Former Treasury Department secretary Henry Paulson told the Financial Crisis Inquiry Commission (FCIC) today that the US mortgage finance system — and in particular the government-sponsored enterprises (GSEs) — ran under an “inherently flawed” structure and outdated regulation that failed to keep up with a changing market.
He told the congressionally-appointed panel tasked with investigating the cause of the current financial crisis that policy decisions “shaped the home mortgage market.” For example, he said, the US “has always encouraged home ownership” for qualified, sustainable borrowers. Ultimately, however, loans were made to borrowers that could not maintain payments, and financial products unraveled.
“We were living beyond our means, on borrowed money and borrowed time,” Paulson told the FCIC. “Consumers, businesses, and financial institutions all overextended and overleveraged themselves with inevitably disastrous results while our federal and state governments continued to borrow heavily, jeopardizing their long-term fiscal flexibility.”
He said that the GSEs “operated under an inherently flawed model of private profit backed by public support, which encouraged risky revenue seeking and ultimately led to significant taxpayer losses.” Additionally, the financial regulatory system ultimately proved to be “archaic and outmoded” — and taxpayers picked up the tab for failed financial institutions.
“These problems must be addressed,” Paulson said. “Our financial system cannot move forward without fortifying the weak parts of its infrastructure.

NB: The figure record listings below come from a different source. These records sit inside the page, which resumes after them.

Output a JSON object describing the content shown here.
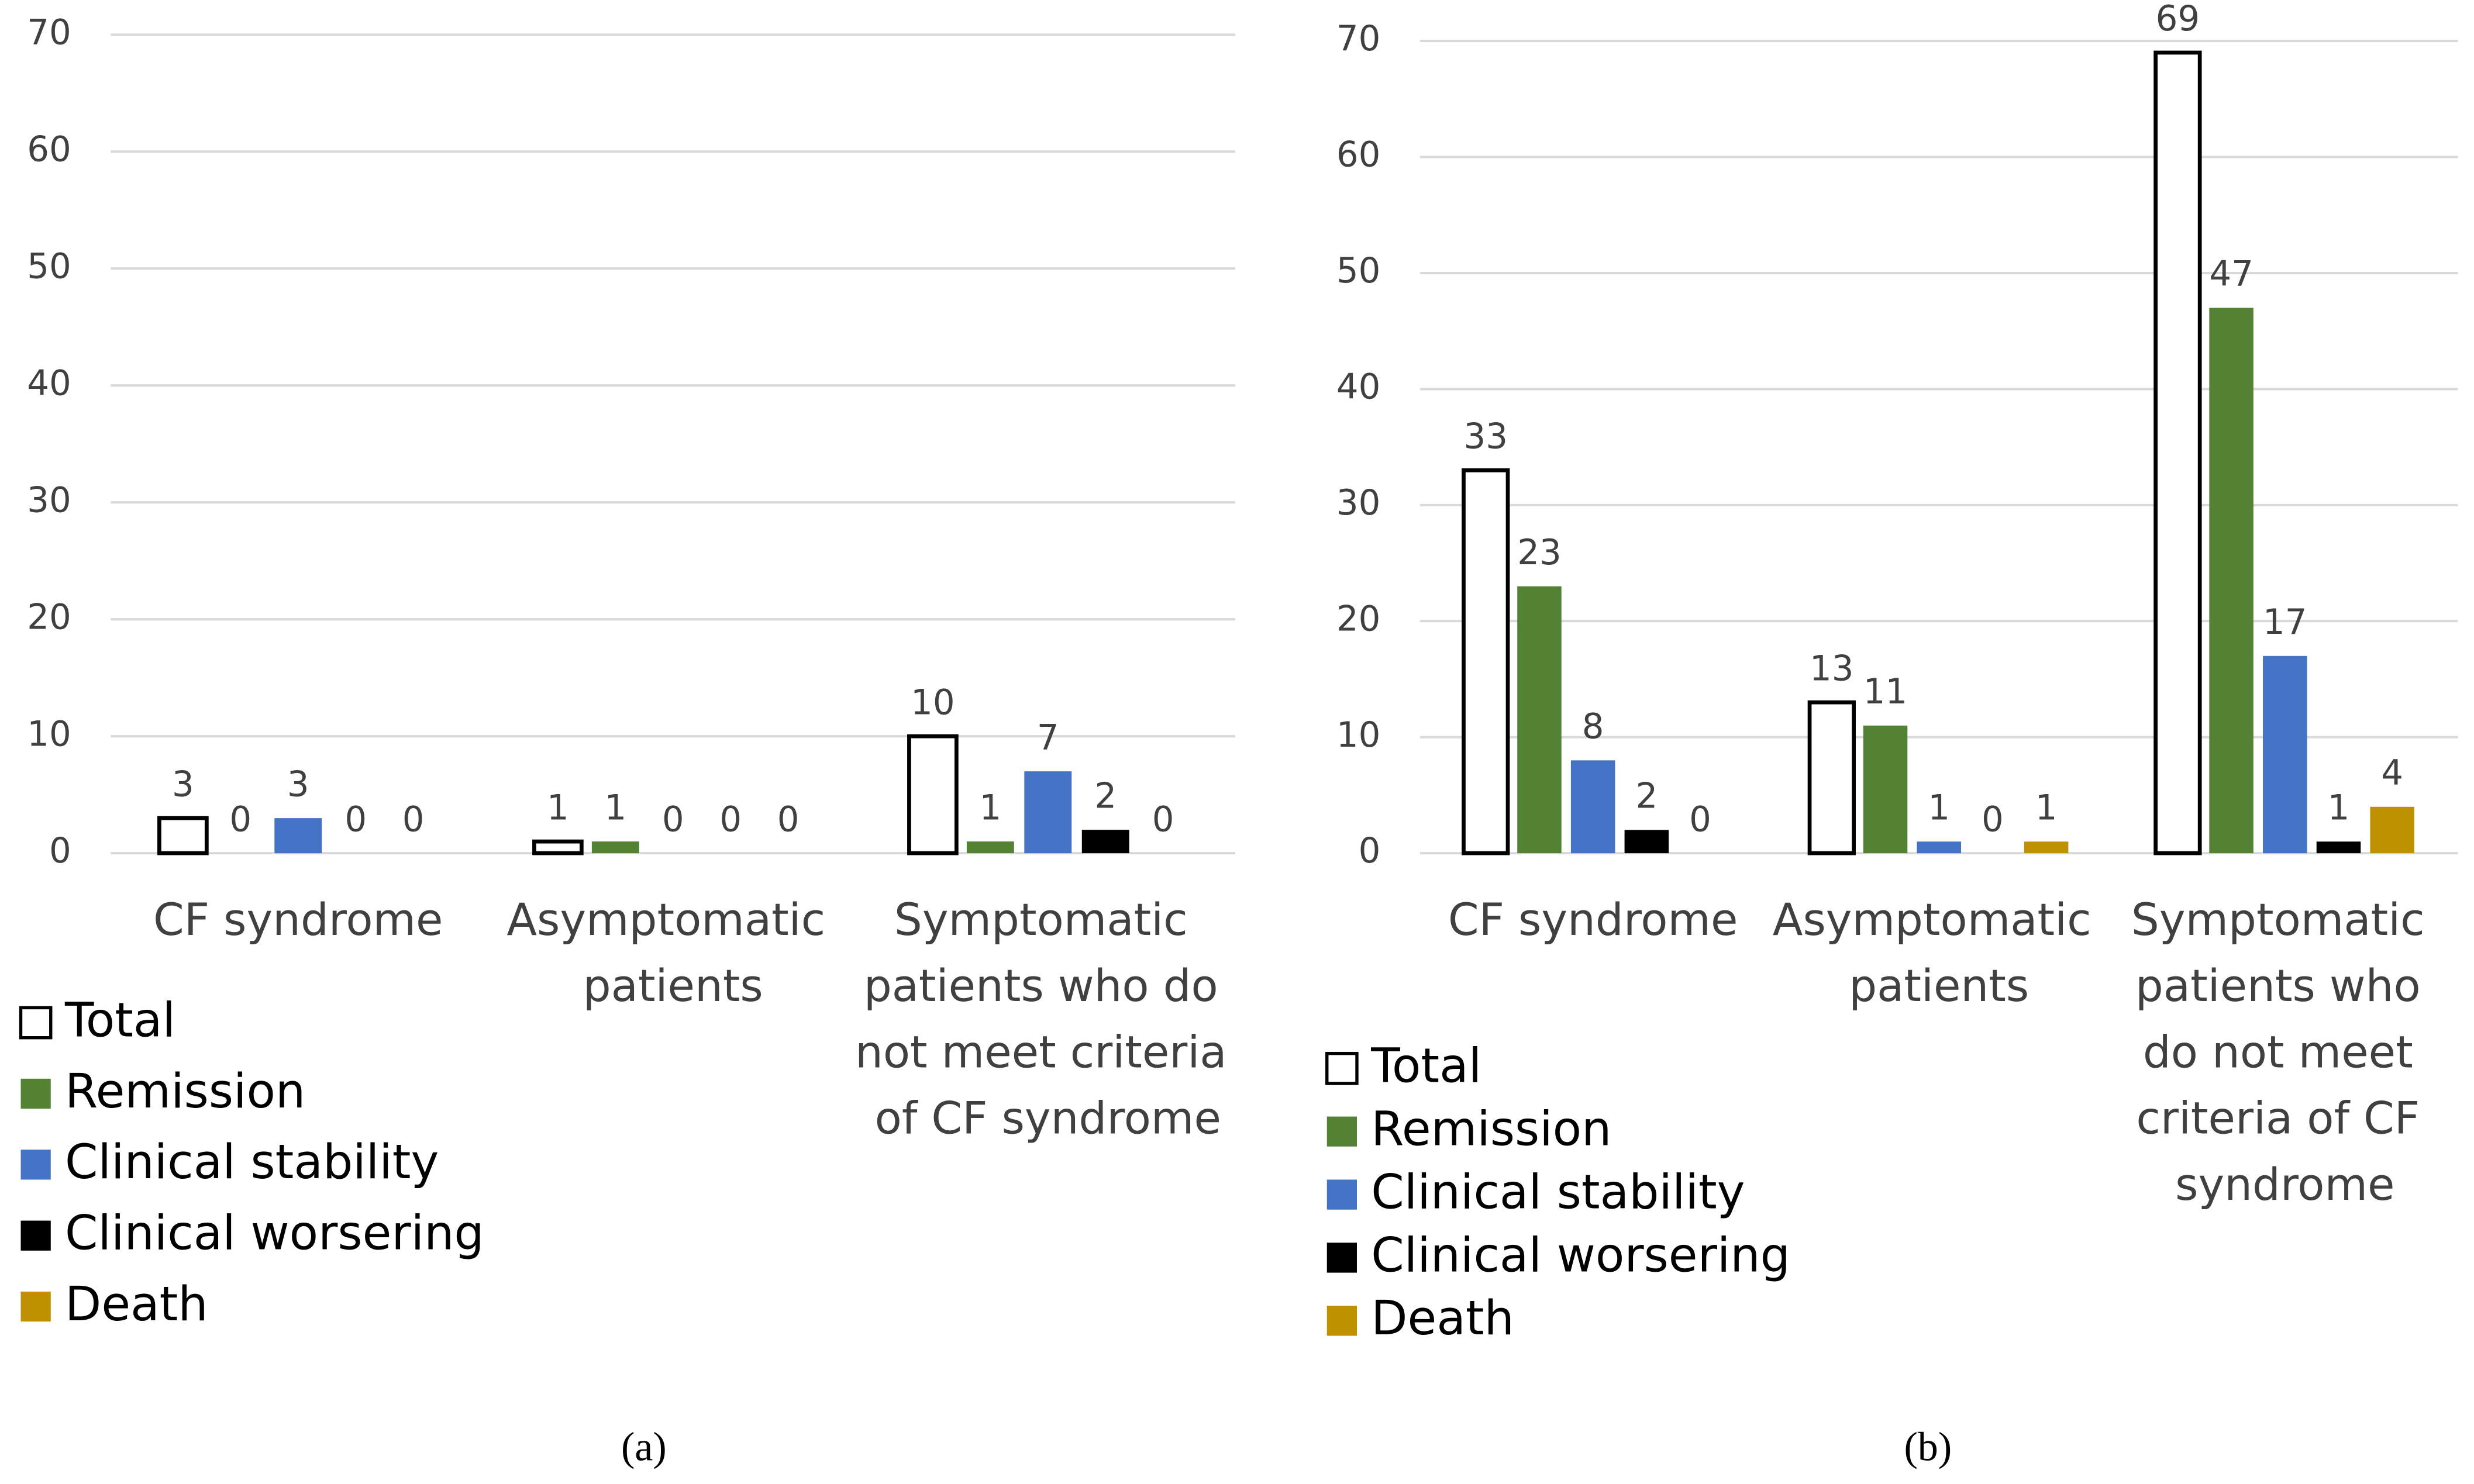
{
  "chart_data": [
    {
      "type": "bar",
      "caption": "(a)",
      "categories": [
        "CF syndrome",
        "Asymptomatic patients",
        "Symptomatic patients who do not meet criteria of CF syndrome"
      ],
      "series": [
        {
          "name": "Total",
          "color": "#ffffff",
          "values": [
            3,
            1,
            10
          ]
        },
        {
          "name": "Remission",
          "color": "#548235",
          "values": [
            0,
            1,
            1
          ]
        },
        {
          "name": "Clinical stability",
          "color": "#4472c4",
          "values": [
            3,
            0,
            7
          ]
        },
        {
          "name": "Clinical worsering",
          "color": "#000000",
          "values": [
            0,
            0,
            2
          ]
        },
        {
          "name": "Death",
          "color": "#bf9000",
          "values": [
            0,
            0,
            0
          ]
        }
      ],
      "ylim": [
        0,
        70
      ],
      "yticks": [
        0,
        10,
        20,
        30,
        40,
        50,
        60,
        70
      ],
      "grid": true
    },
    {
      "type": "bar",
      "caption": "(b)",
      "categories": [
        "CF syndrome",
        "Asymptomatic patients",
        "Symptomatic patients who do not meet criteria of CF syndrome"
      ],
      "series": [
        {
          "name": "Total",
          "color": "#ffffff",
          "values": [
            33,
            13,
            69
          ]
        },
        {
          "name": "Remission",
          "color": "#548235",
          "values": [
            23,
            11,
            47
          ]
        },
        {
          "name": "Clinical stability",
          "color": "#4472c4",
          "values": [
            8,
            1,
            17
          ]
        },
        {
          "name": "Clinical worsering",
          "color": "#000000",
          "values": [
            2,
            0,
            1
          ]
        },
        {
          "name": "Death",
          "color": "#bf9000",
          "values": [
            0,
            1,
            4
          ]
        }
      ],
      "ylim": [
        0,
        70
      ],
      "yticks": [
        0,
        10,
        20,
        30,
        40,
        50,
        60,
        70
      ],
      "grid": true
    }
  ]
}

But in addressing these problems, we must make sure we retain the benefits of the underlying financial innovations.”
He added: “In our haste to deal with the flaws in the non-bank financial system, we should not move ourselves back to a system of consolidated, monolithic commercial banks.”
The Senate is in the process of considering financial regulatory reform. Congress pushed through a handful of amendments yesterday afternoon that are now tacked on to the financial regulatory reform bill sponsored by Sen Christopher Dodd (D-CT).